The most notable geological features that attract people to Garden of the Gods are magnificent red sandstone rock formations, many of which are more than 300 million years old. These rocks were created as ancient mountains that eroded and were buried in their own sediments. Massive sand dunes moved across the land, while seas and oceans covered the land, then retreated. This formed horizontal layers over millions of years. Erosion through the ages has resulted in iconic formations such as Balanced Rocks in the south part of the park.

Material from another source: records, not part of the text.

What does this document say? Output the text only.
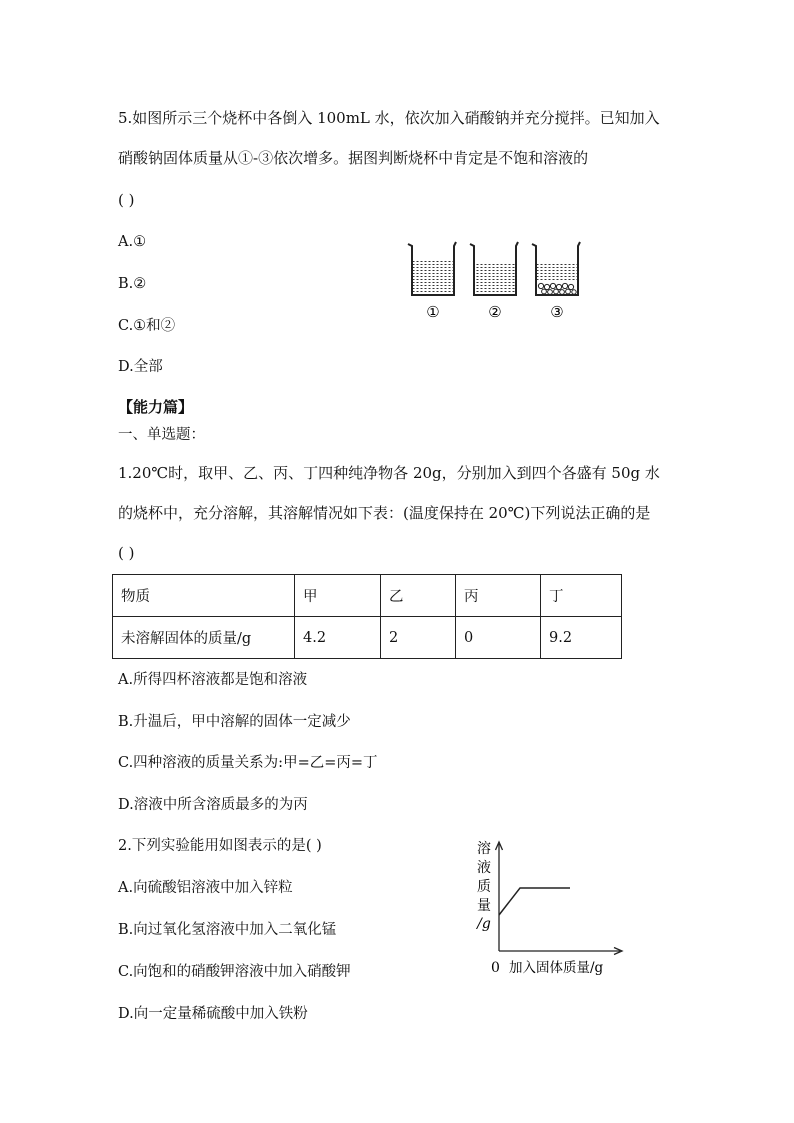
5.如图所示三个烧杯中各倒入 100mL 水，依次加入硝酸钠并充分搅拌。已知加入
硝酸钠固体质量从①-③依次增多。据图判断烧杯中肯定是不饱和溶液的
( )
A.①
B.②
C.①和②
D.全部
①	②	③
【能力篇】
一、单选题：
1.20℃时，取甲、乙、丙、丁四种纯净物各 20g，分别加入到四个各盛有 50g 水
的烧杯中，充分溶解，其溶解情况如下表：(温度保持在 20℃)下列说法正确的是
( )
物质	甲	乙	丙	丁
未溶解固体的质量/g	4.2	2	0	9.2
A.所得四杯溶液都是饱和溶液
B.升温后，甲中溶解的固体一定减少
C.四种溶液的质量关系为:甲=乙=丙=丁
D.溶液中所含溶质最多的为丙
2.下列实验能用如图表示的是( )
A.向硫酸铝溶液中加入锌粒
B.向过氧化氢溶液中加入二氧化锰
C.向饱和的硝酸钾溶液中加入硝酸钾
D.向一定量稀硫酸中加入铁粉
溶
液
质
量
/g
0 加入固体质量/g
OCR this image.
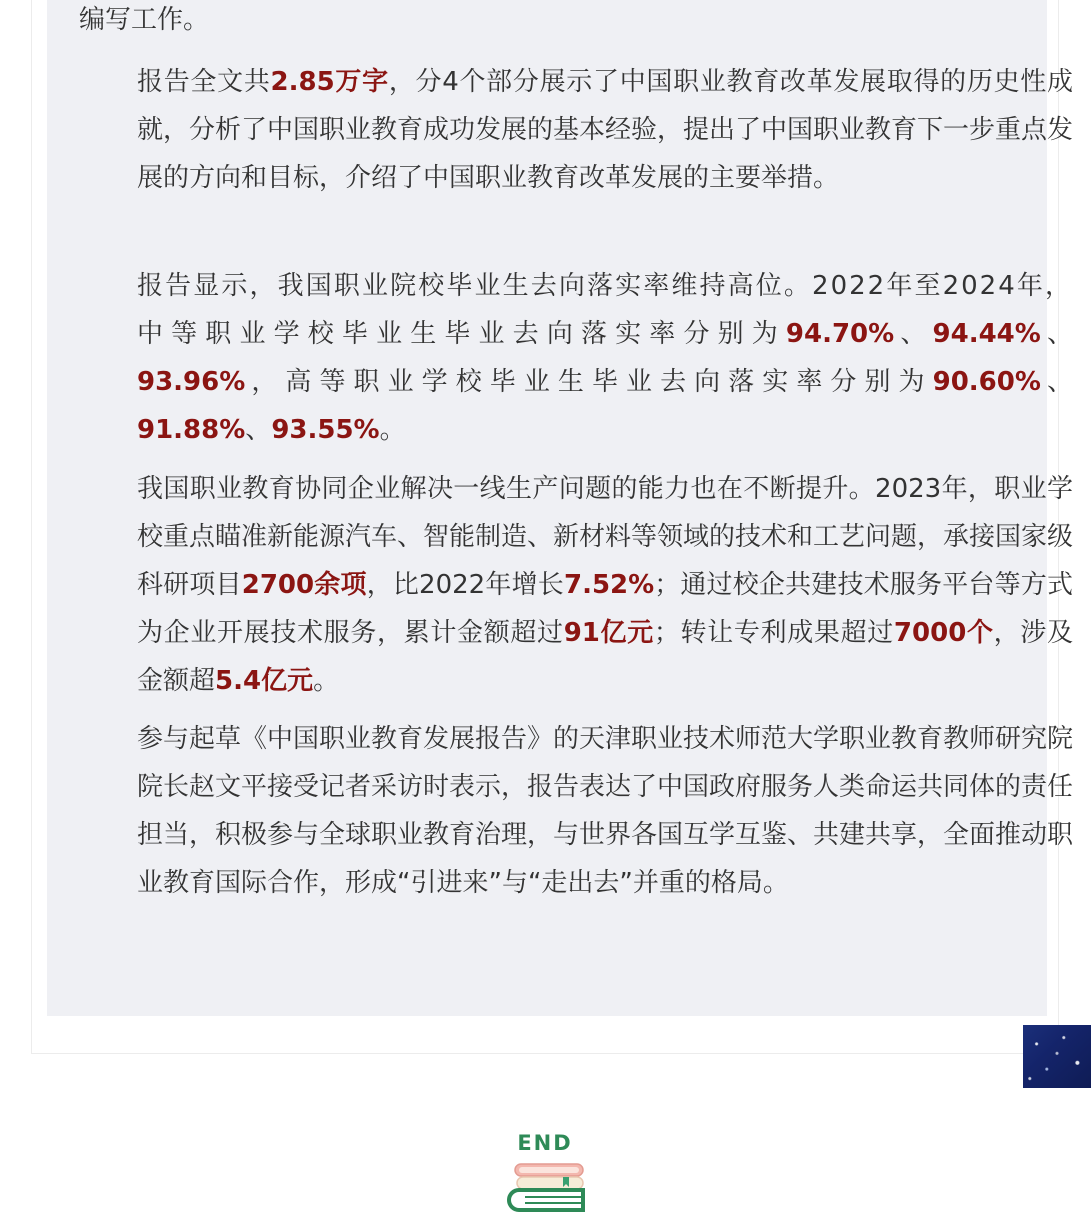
编写工作。

报告全文共2.85万字，分4个部分展示了中国职业教育改革发展取得的历史性成就，分析了中国职业教育成功发展的基本经验，提出了中国职业教育下一步重点发展的方向和目标，介绍了中国职业教育改革发展的主要举措。

报告显示，我国职业院校毕业生去向落实率维持高位。2022年至2024年，中等职业学校毕业生毕业去向落实率分别为94.70%、94.44%、93.96%，高等职业学校毕业生毕业去向落实率分别为90.60%、91.88%、93.55%。

我国职业教育协同企业解决一线生产问题的能力也在不断提升。2023年，职业学校重点瞄准新能源汽车、智能制造、新材料等领域的技术和工艺问题，承接国家级科研项目2700余项，比2022年增长7.52%；通过校企共建技术服务平台等方式为企业开展技术服务，累计金额超过91亿元；转让专利成果超过7000个，涉及金额超5.4亿元。

参与起草《中国职业教育发展报告》的天津职业技术师范大学职业教育教师研究院院长赵文平接受记者采访时表示，报告表达了中国政府服务人类命运共同体的责任担当，积极参与全球职业教育治理，与世界各国互学互鉴、共建共享，全面推动职业教育国际合作，形成“引进来”与“走出去”并重的格局。

END
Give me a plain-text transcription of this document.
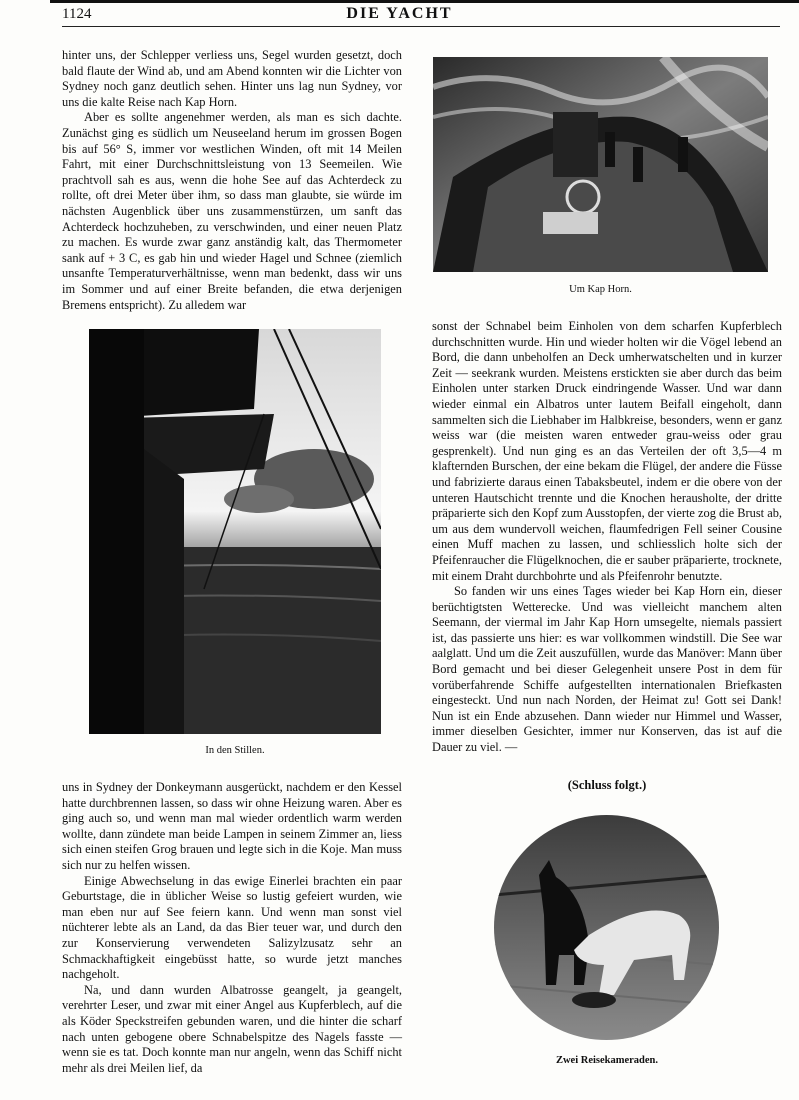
1124	DIE YACHT

hinter uns, der Schlepper verliess uns, Segel wurden gesetzt, doch bald flaute der Wind ab, und am Abend konnten wir die Lichter von Sydney noch ganz deutlich sehen. Hinter uns lag nun Sydney, vor uns die kalte Reise nach Kap Horn.

Aber es sollte angenehmer werden, als man es sich dachte. Zunächst ging es südlich um Neuseeland herum im grossen Bogen bis auf 56° S, immer vor westlichen Winden, oft mit 14 Meilen Fahrt, mit einer Durchschnittsleistung von 13 Seemeilen. Wie prachtvoll sah es aus, wenn die hohe See auf das Achterdeck zu rollte, oft drei Meter über ihm, so dass man glaubte, sie würde im nächsten Augenblick über uns zusammenstürzen, um sanft das Achterdeck hochzuheben, zu verschwinden, und einer neuen Platz zu machen. Es wurde zwar ganz anständig kalt, das Thermometer sank auf + 3 C, es gab hin und wieder Hagel und Schnee (ziemlich unsanfte Temperaturverhältnisse, wenn man bedenkt, dass wir uns im Sommer und auf einer Breite befanden, die etwa derjenigen Bremens entspricht). Zu alledem war

Um Kap Horn.
In den Stillen.

uns in Sydney der Donkeymann ausgerückt, nachdem er den Kessel hatte durchbrennen lassen, so dass wir ohne Heizung waren. Aber es ging auch so, und wenn man mal wieder ordentlich warm werden wollte, dann zündete man beide Lampen in seinem Zimmer an, liess sich einen steifen Grog brauen und legte sich in die Koje. Man muss sich nur zu helfen wissen.

Einige Abwechselung in das ewige Einerlei brachten ein paar Geburtstage, die in üblicher Weise so lustig gefeiert wurden, wie man eben nur auf See feiern kann. Und wenn man sonst viel nüchterer lebte als an Land, da das Bier teuer war, und durch den zur Konservierung verwendeten Salizylzusatz sehr an Schmackhaftigkeit eingebüsst hatte, so wurde jetzt manches nachgeholt.

Na, und dann wurden Albatrosse geangelt, ja geangelt, verehrter Leser, und zwar mit einer Angel aus Kupferblech, auf die als Köder Speckstreifen gebunden waren, und die hinter die scharf nach unten gebogene obere Schnabelspitze des Nagels fasste — wenn sie es tat. Doch konnte man nur angeln, wenn das Schiff nicht mehr als drei Meilen lief, da

sonst der Schnabel beim Einholen von dem scharfen Kupferblech durchschnitten wurde. Hin und wieder holten wir die Vögel lebend an Bord, die dann unbeholfen an Deck umherwatschelten und in kurzer Zeit — seekrank wurden. Meistens erstickten sie aber durch das beim Einholen unter starken Druck eindringende Wasser. Und war dann wieder einmal ein Albatros unter lautem Beifall eingeholt, dann sammelten sich die Liebhaber im Halbkreise, besonders, wenn er ganz weiss war (die meisten waren entweder grau-weiss oder grau gesprenkelt). Und nun ging es an das Verteilen der oft 3,5—4 m klafternden Burschen, der eine bekam die Flügel, der andere die Füsse und fabrizierte daraus einen Tabaksbeutel, indem er die obere von der unteren Hautschicht trennte und die Knochen herausholte, der dritte präparierte sich den Kopf zum Ausstopfen, der vierte zog die Brust ab, um aus dem wundervoll weichen, flaumfedrigen Fell seiner Cousine einen Muff machen zu lassen, und schliesslich holte sich der Pfeifenraucher die Flügelknochen, die er sauber präparierte, trocknete, mit einem Draht durchbohrte und als Pfeifenrohr benutzte.

So fanden wir uns eines Tages wieder bei Kap Horn ein, dieser berüchtigtsten Wetterecke. Und was vielleicht manchem alten Seemann, der viermal im Jahr Kap Horn umsegelte, niemals passiert ist, das passierte uns hier: es war vollkommen windstill. Die See war aalglatt. Und um die Zeit auszufüllen, wurde das Manöver: Mann über Bord gemacht und bei dieser Gelegenheit unsere Post in dem für vorüberfahrende Schiffe aufgestellten internationalen Briefkasten eingesteckt. Und nun nach Norden, der Heimat zu! Gott sei Dank! Nun ist ein Ende abzusehen. Dann wieder nur Himmel und Wasser, immer dieselben Gesichter, immer nur Konserven, das ist auf die Dauer zu viel. —

(Schluss folgt.)
Zwei Reisekameraden.
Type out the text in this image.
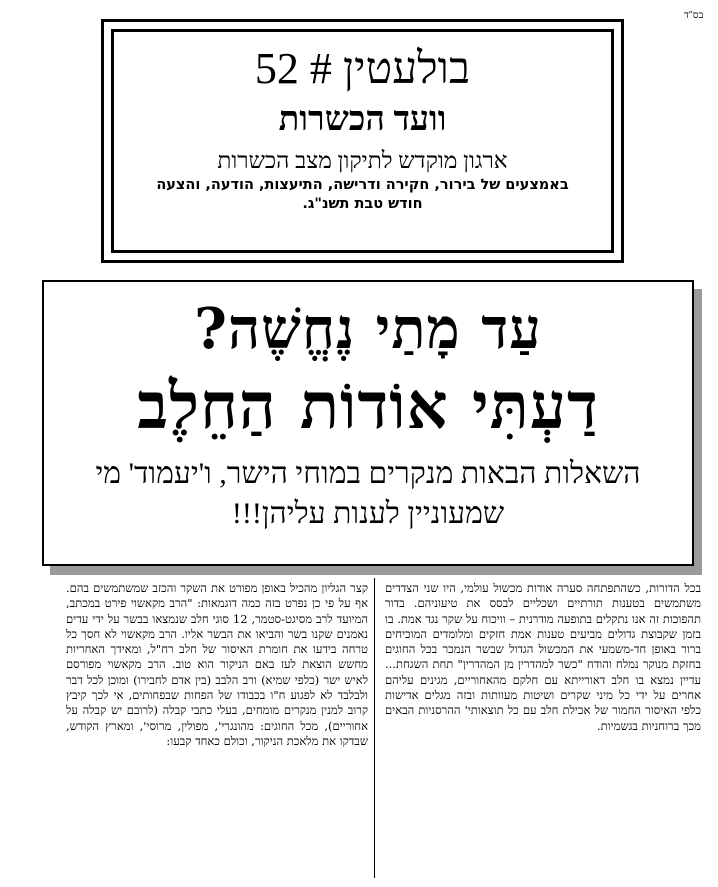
בס"ד
בולעטין # 52
וועד הכשרות
ארגון מוקדש לתיקון מצב הכשרות
באמצעים של בירור, חקירה ודרישה, התיעצות, הודעה, והצעה
חודש טבת תשנ"ג.
עַד מָתַי נֶחֱשֶׁה?
דַעְתִּי אוֹדוֹת הַחֵלֶב
השאלות הבאות מנקרים במוחי הישר, ו'יעמוד' מי שמעוניין לענות עליהן!!!
בכל הדורות, כשהתפתחה סערה אודות מכשול עולמי, היו שני הצדדים משתמשים בטענות תורתיים ושכליים לבסס את טיעוניהם. בדור תהפוכות זה אנו נתקלים בתופעה מודרנית – וויכוח על שקר נגד אמת. בו בזמן שקבוצת גדולים מביעים טענות אמת חזקים ומלומדים המוכיחים ברור באופן חד-משמעי את המכשול הגדול שבשר הנמכר בכל החוגים בחזקת מנוקר נמלח והודח "כשר למהדרין מן המהדרין" תחת השגחת... עדיין נמצא בו חלב דאורייתא עם חלקם מהאחוריים, מגינים עליהם אחרים על ידי כל מיני שקרים ושיטות מעוותות ובזה מגלים אדישות כלפי האיסור החמור של אכילת חלב עם כל תוצאותי' ההרסניות הבאים מכך ברוחניות בגשמיות.
קצר הגליון מהכיל באופן מפורט את השקר והכזב שמשתמשים בהם. אף על פי כן נפרט בזה כמה דוגמאות: "הרב מקאשוי פירט במכתב, המיועד לרב מסיגט-סטמר, 12 סוגי חלב שנמצאו בבשר על ידי עדים נאמנים שקנו בשר והביאו את הבשר אליו. הרב מקאשוי לא חסך כל טרחה בידעו את חומרת האיסור של חלב רח"ל, ומאידך האחריות מחשש הוצאת לעז באם הניקור הוא טוב. הרב מקאשוי מפורסם לאיש ישר (כלפי שמיא) ורב הלבב (בין אדם לחבירו) ומוכן לכל דבר ולבלבד לא לפגוע ח"ו בכבודו של הפחות שבפחותים, אי לכך קיבץ קרוב למנין מנקרים מומחים, בעלי כתבי קבלה (לרובם יש קבלה על אחוריים), מכל החוגים: מהונגרי', מפולין, מרוסי', ומארץ הקודש, שבדקו את מלאכת הניקור, וכולם כאחד קבעו:
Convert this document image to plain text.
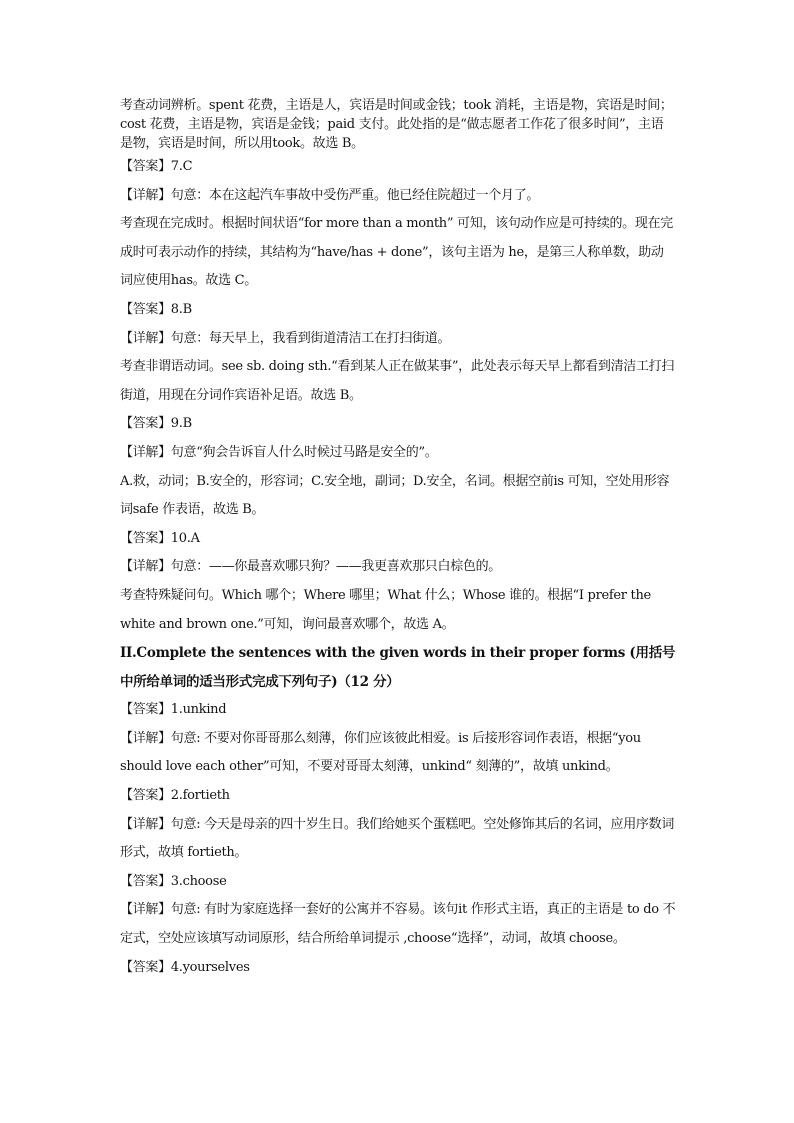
考查动词辨析。spent 花费，主语是人，宾语是时间或金钱；took 消耗，主语是物，宾语是时间；cost 花费，主语是物，宾语是金钱；paid 支付。此处指的是“做志愿者工作花了很多时间”，主语是物，宾语是时间，所以用took。故选 B。

【答案】7.C

【详解】句意：本在这起汽车事故中受伤严重。他已经住院超过一个月了。

考查现在完成时。根据时间状语“for more than a month” 可知，该句动作应是可持续的。现在完成时可表示动作的持续，其结构为“have/has + done”，该句主语为 he，是第三人称单数，助动词应使用has。故选 C。

【答案】8.B

【详解】句意：每天早上，我看到街道清洁工在打扫街道。

考查非谓语动词。see sb. doing sth.“看到某人正在做某事”，此处表示每天早上都看到清洁工打扫街道，用现在分词作宾语补足语。故选 B。

【答案】9.B

【详解】句意“狗会告诉盲人什么时候过马路是安全的”。

A.救，动词；B.安全的，形容词；C.安全地，副词；D.安全，名词。根据空前is 可知，空处用形容词safe 作表语，故选 B。

【答案】10.A

【详解】句意：——你最喜欢哪只狗？——我更喜欢那只白棕色的。

考查特殊疑问句。Which 哪个；Where 哪里；What 什么；Whose 谁的。根据“I prefer the white and brown one.”可知，询问最喜欢哪个，故选 A。

II.Complete the sentences with the given words in their proper forms (用括号中所给单词的适当形式完成下列句子)（12 分）

【答案】1.unkind

【详解】句意: 不要对你哥哥那么刻薄，你们应该彼此相爱。is 后接形容词作表语，根据“you should love each other”可知，不要对哥哥太刻薄，unkind“ 刻薄的”，故填 unkind。

【答案】2.fortieth

【详解】句意: 今天是母亲的四十岁生日。我们给她买个蛋糕吧。空处修饰其后的名词，应用序数词形式，故填 fortieth。

【答案】3.choose

【详解】句意: 有时为家庭选择一套好的公寓并不容易。该句it 作形式主语，真正的主语是 to do 不定式，空处应该填写动词原形，结合所给单词提示 ,choose“选择”，动词，故填 choose。

【答案】4.yourselves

A few years ago, Larry and I revisited Garden of the Gods on a Colorado road trip. In the park we meandered on plentiful paved pathways admiring the immense and varied formations.
|Siamese Twins formation|
|Pikes Peak and other mountains seen from Siamese Twins|
For the active traveler, there are 15 miles of hiking trails. We headed out on one trail to explore beyond the areas where most tourists congregate and got slightly lost—but not before encountering a lone deer. Then we headed to the Perkins Central Garden Trail, an easy one and a half mile round trip trek on a concrete path that starts at the North main parking lot. We also hiked parts of the Chambers/Bretag/Palmer trail which provides excellent views of many of the famous, named rock formations.
How the Garden came to be
August of 1859, two surveyors started out from Denver City to set up a townsite.
While exploring nearby locations, they came upon this beautiful area of
sandstone formations. Surveyor M. S. Beach suggested that it would be a
“capital place for a Biergarten” when the country grew. His companion, Rufus
Cable, a “young and poetic man,” exclaimed, “Biergarten! Why it is a fit place
for the Gods to assemble. We will call it the Garden of the Gods,” and the name
Larry is dwarfed by the huge rocks.
In the early 1900s, Charles Elliott Perkins, head of an upcoming railroad, wanted to establish a home in the Garden of the Gods and to build his railroad out to Colorado Springs. He died in 1907, before making arrangements for the land to become a public park, although the land had been open to the public for many years. Knowing how Perkins felt about the Garden, his children donated his 480 acres to the City of Colorado Springs with the stipulation that the park remain free to the public.
Today Garden of the Gods is a treasure for the city and for all who wish to visit.